With the invention of instruments that could “see” in all
wavelengths and that could “look” from above Earth’s
atmosphere, the stars—and especially the planetary
nebulas—appeared altogether different. The luminous haze
resolved into filamentary structures that had hourglass
shapes. The structures were composed of plasma, not gas, and
they displayed magnetic fields, which caused the plasma to
emit synchrotron, not thermal, radiation. (Thermal radiation
comes from random motions and collisions of molecules.
Synchrotron radiation comes from charged particles spiraling
in a magnetic field. The former is driven by heat, the
latter by electricity.)
The stars at the centers of these hourglass (plasma
pinch) shapes often had disks or rings of plasma around
them in their equatorial planes and plumes or jets of
collimated, often helical, plasma filaments emerging along
their axes. (The space probe Ulysses discovered that even
our
Sun had such a “donut-on-a-stick” structure.)
The image above emphasizes the ring structure around such
stars. Because plasma is composed of some fraction of
charged particles, its movement constitutes an
electric current. In fact, space plasmas are generally
laced with networks of filamentary currents. The rings are
toroidal circuits coupled to and driven by the
hourglass-shaped current sheets. As such, they are subject
to what’s called the “diocotron instability”: The current
tends to form vortices along its periphery and to evolve
into distorted curlicue shapes. This phenomenon has been
documented in many lab experiments and can be observed in
auroral curtains.
The diocotron instability in this ring current around RCW 86
has just begun. Part of the first curl is much dimmer than
the rest, giving the impression of a snake eating its tail.

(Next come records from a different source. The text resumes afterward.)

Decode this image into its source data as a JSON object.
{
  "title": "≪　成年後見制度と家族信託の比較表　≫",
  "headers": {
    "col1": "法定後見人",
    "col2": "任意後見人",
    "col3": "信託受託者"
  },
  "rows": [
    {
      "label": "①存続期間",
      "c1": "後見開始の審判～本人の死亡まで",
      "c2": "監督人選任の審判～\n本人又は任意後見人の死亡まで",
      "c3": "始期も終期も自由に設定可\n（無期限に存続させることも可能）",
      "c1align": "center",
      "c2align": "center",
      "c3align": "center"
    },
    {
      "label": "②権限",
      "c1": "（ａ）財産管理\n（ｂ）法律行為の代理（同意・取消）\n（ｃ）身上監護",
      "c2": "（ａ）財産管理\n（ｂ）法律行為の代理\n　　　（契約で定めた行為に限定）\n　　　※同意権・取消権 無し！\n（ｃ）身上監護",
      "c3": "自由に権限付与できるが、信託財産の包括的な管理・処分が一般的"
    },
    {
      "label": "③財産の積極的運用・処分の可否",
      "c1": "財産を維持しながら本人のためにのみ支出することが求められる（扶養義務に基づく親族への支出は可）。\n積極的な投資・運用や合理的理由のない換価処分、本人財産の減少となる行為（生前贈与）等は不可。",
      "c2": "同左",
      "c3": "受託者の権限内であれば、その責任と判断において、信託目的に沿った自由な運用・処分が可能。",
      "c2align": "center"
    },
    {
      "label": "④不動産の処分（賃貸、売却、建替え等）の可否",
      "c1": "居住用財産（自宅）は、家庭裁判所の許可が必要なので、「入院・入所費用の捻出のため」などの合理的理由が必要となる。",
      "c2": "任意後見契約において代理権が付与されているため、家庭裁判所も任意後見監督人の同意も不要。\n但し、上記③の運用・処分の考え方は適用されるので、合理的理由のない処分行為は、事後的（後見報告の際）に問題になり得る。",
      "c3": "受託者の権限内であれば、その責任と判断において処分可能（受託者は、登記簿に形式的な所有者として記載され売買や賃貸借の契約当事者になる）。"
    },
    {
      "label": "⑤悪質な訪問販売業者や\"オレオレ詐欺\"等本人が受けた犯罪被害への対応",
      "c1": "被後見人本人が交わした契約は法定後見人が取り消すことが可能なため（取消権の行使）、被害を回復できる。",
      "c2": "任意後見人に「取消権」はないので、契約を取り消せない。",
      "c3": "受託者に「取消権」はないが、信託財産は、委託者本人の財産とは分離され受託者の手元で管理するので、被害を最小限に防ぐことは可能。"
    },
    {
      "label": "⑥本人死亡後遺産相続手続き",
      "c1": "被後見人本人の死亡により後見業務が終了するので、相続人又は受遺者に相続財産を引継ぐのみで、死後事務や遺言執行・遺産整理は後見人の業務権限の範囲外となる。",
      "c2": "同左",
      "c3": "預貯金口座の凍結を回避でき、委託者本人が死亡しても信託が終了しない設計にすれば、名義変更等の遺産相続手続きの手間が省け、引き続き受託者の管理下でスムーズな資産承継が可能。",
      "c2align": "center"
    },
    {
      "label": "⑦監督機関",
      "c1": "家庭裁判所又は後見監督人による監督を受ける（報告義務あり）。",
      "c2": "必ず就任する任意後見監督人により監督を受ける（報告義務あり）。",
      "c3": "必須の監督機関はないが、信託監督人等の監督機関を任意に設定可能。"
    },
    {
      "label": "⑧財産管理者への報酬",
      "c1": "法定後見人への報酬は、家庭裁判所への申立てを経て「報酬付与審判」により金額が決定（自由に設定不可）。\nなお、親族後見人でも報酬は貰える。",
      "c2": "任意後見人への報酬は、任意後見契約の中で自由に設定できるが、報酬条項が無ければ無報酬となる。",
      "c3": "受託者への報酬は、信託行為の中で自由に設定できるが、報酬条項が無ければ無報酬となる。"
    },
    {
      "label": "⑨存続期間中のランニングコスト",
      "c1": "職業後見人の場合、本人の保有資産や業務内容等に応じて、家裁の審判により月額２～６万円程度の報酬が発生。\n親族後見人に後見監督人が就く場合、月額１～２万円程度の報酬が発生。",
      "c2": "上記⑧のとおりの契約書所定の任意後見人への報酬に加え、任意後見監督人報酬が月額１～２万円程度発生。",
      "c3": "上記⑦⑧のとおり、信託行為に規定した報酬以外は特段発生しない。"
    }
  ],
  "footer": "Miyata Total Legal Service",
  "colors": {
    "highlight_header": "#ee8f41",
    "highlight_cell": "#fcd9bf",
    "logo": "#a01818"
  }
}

An ancient symbol for this figure is the ouroboros. Scholars
of comparative mythology have found that ancient
themes were inspired by events witnessed in the ancient
sky. That these events were extraordinary plasma displays
has been corroborated by recent findings in the study of
rock art: petroglyphs, petrographs, and geoglyphs—rock
structures such as Stonehenge—reproduce exactly the forms of
plasma discharge instabilities. The conclusion is
unavoidable that ancient peoples witnessed the effects of a
current surge in the circuits connecting Earth, Sun, and
galaxy.
This stellar-scale ouroboros around RCW 86 is probably many
orders of magnitude more energetic than the purported
“enhanced aurora” in the ancient sky of Earth. But in light
of all the artistic, spiritual, and philosophical uses to
which the ouroboros has been adapted since its first
appearance, this image can serve as a reminder of the
ouroboros’s likely origin in an electric sky.